Sunday, October 27, 2013
I am stuck at slightly above 220, but I know what the problem is. WORK. If I didn't have to work, my weight would be completely under control and I would be running marathons. My house would also be clean. So, I have been feeling sorry for myself lately and giving into binges with food to counter stress. I've been trying to buy healthy food and to cook it, but by the end of the week, I am either eating out or buying a bag of potato chips for dinner. I often end up throwing the healthy food out because I failed to cook it during the week. My maturity level goes down as the week progresses. I can deal with Monday stress and usually Tuesday stress as well. Then I start to get tired and cranky. Or I go out to dinner with a friend when the plan was to cook at home and pack up lunches, and it all goes down hill from there. I am also hypersensitive to weather and light this time of year. If it is rainy, cold, and dreary, I usually respond by crawling into bed for the evening. I am trying to get motivated and start using this site more, but it is the last thing I want to do when I am struggling.

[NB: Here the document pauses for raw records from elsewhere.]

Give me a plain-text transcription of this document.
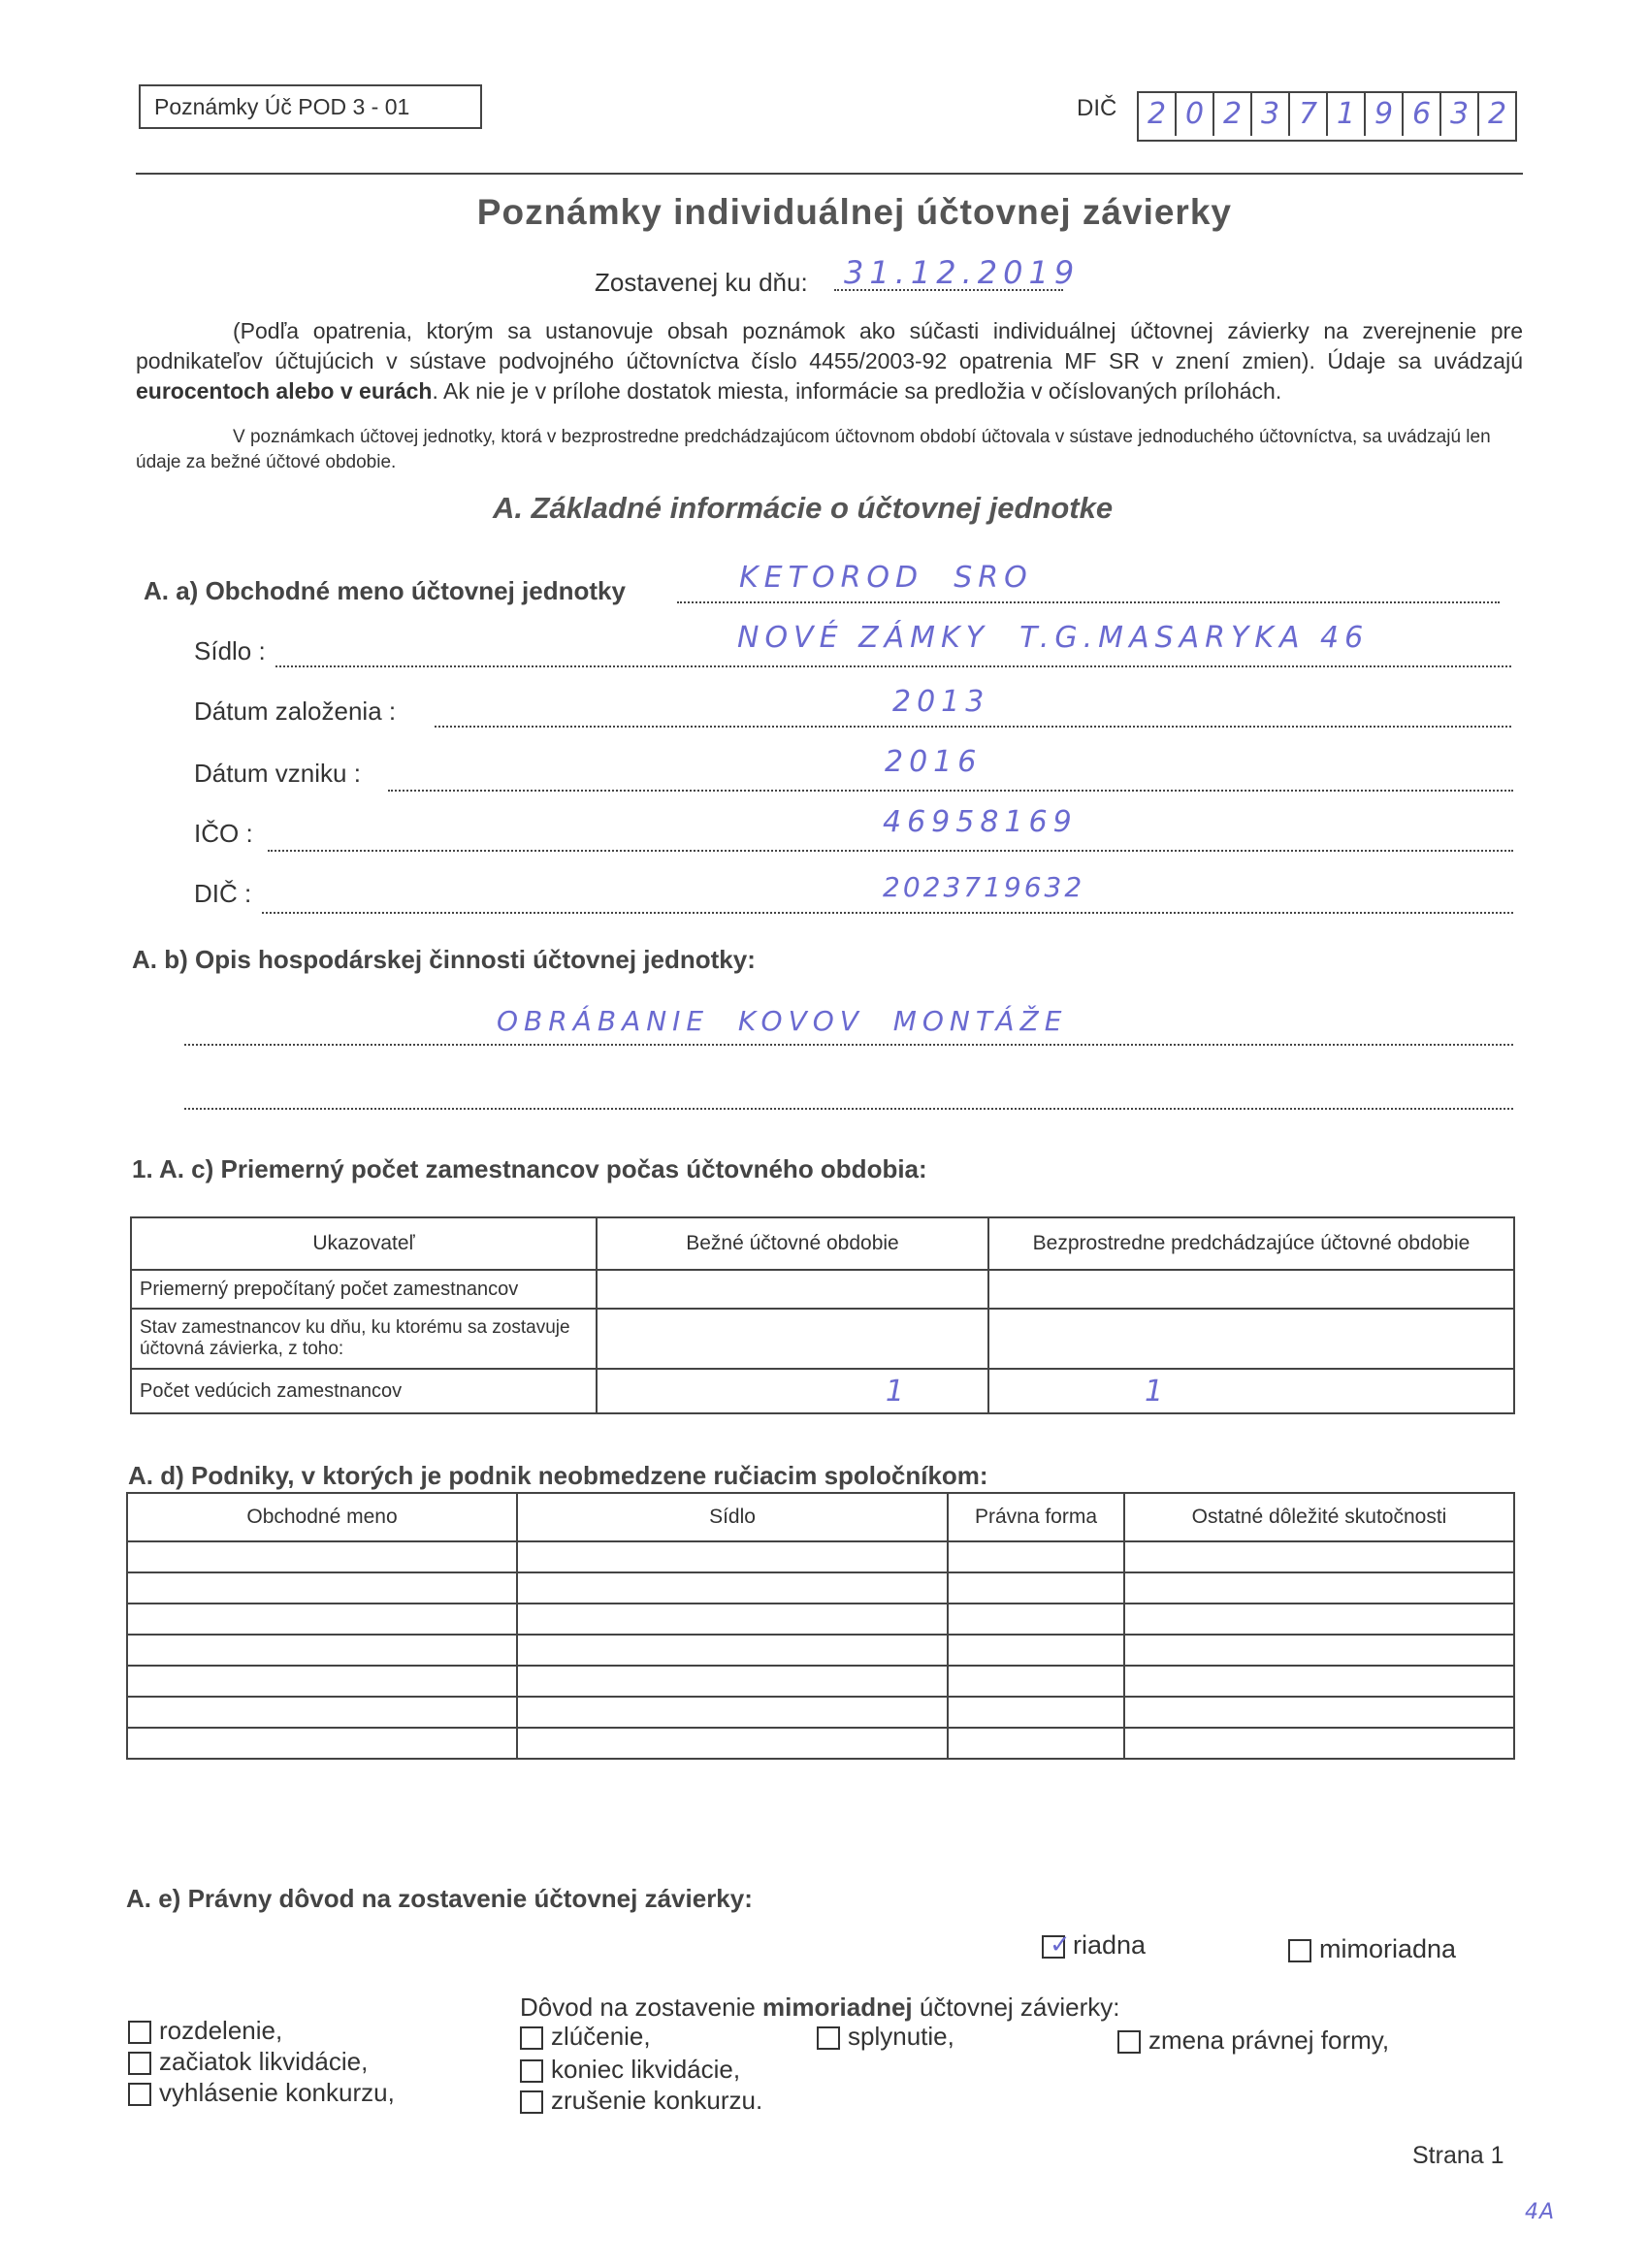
Poznámky Úč POD 3 - 01	DIČ 2 0 2 3 7 1 9 6 3 2
Poznámky individuálnej účtovnej závierky
Zostavenej ku dňu: 31.12.2019
(Podľa opatrenia, ktorým sa ustanovuje obsah poznámok ako súčasti individuálnej účtovnej závierky na zverejnenie pre podnikateľov účtujúcich v sústave podvojného účtovníctva číslo 4455/2003-92 opatrenia MF SR v znení zmien). Údaje sa uvádzajú eurocentoch alebo v eurách. Ak nie je v prílohe dostatok miesta, informácie sa predložia v očíslovaných prílohách.
V poznámkach účtovej jednotky, ktorá v bezprostredne predchádzajúcom účtovnom období účtovala v sústave jednoduchého účtovníctva, sa uvádzajú len údaje za bežné účtové obdobie.
A. Základné informácie o účtovnej jednotke
A. a) Obchodné meno účtovnej jednotky	KETOROD  SRO
Sídlo :	NOVÉ ZÁMKY  T.G.MASARYKA 46
Dátum založenia :	2013
Dátum vzniku :	2016
IČO :	46958169
DIČ :	2023719632
A. b) Opis hospodárskej činnosti účtovnej jednotky:
OBRÁBANIE  KOVOV  MONTÁŽE
1. A. c) Priemerný počet zamestnancov počas účtovného obdobia:
Ukazovateľ	Bežné účtovné obdobie	Bezprostredne predchádzajúce účtovné obdobie
Priemerný prepočítaný počet zamestnancov		
Stav zamestnancov ku dňu, ku ktorému sa zostavuje účtovná závierka, z toho:		
Počet vedúcich zamestnancov	1	1
A. d) Podniky, v ktorých je podnik neobmedzene ručiacim spoločníkom:
Obchodné meno	Sídlo	Právna forma	Ostatné dôležité skutočnosti

A. e) Právny dôvod na zostavenie účtovnej závierky:
✓ riadna	mimoriadna
Dôvod na zostavenie mimoriadnej účtovnej závierky:
rozdelenie,
začiatok likvidácie,
vyhlásenie konkurzu,
zlúčenie,
koniec likvidácie,
zrušenie konkurzu.
splynutie,	zmena právnej formy,
Strana 1
4A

To be fair, I haven't gained any weight back. I am talking myself out of binging enough to maintain 222 without much exercise. I have kept to my promise of NO SUGAR EVER, and I am still only drinking one glass of alcohol per week. I see these changes as permanent, although when I am very stressed, I still think about sugar. I have to admit, though, that I felt better when I weighed more but was exercising twice a day. But that just wasn't realistic as I wasn't working for the summer and I planned my entire day around exercise.
So, what am I going to do to refocus my goals this week? For starters, I am not giving in to telling myself that I am going to cook anything that takes more than 10 minutes on a weekday. I am going to cook all of my meals for the week today and put them in containers for the week. I am also going to try to get some meals into the freezer so that I can have a variety of choices for lunch. Since I don't have to cook, I will be more able convince myself to go to the gym after work. My goal for the week is to be binge free and exercise at least 3 days.
I am also trying to figure out how I can move more at work. I have some sedentary habits that I can change. For example, I can stand up and move around when I present things instead of sitting at my desk. I can take a short walk during lunch instead of trying to get caught up on things. I can walk to see people instead of sending e-mails here and again. I can also try to go in early a few days to avoid bringing work home and try to have 3 days where I do not think about work in the evening. I think changing daily habits is the hardest part of this journey. When I am home on the weekends, I go into summer mode and live a healthy lifestyle. I just need to find a way to develop these same habits at work and stop dealing with stress by eating. It's great that I haven't gained back any weight, but I want to get refocused and get down to a healthy weight over the next year.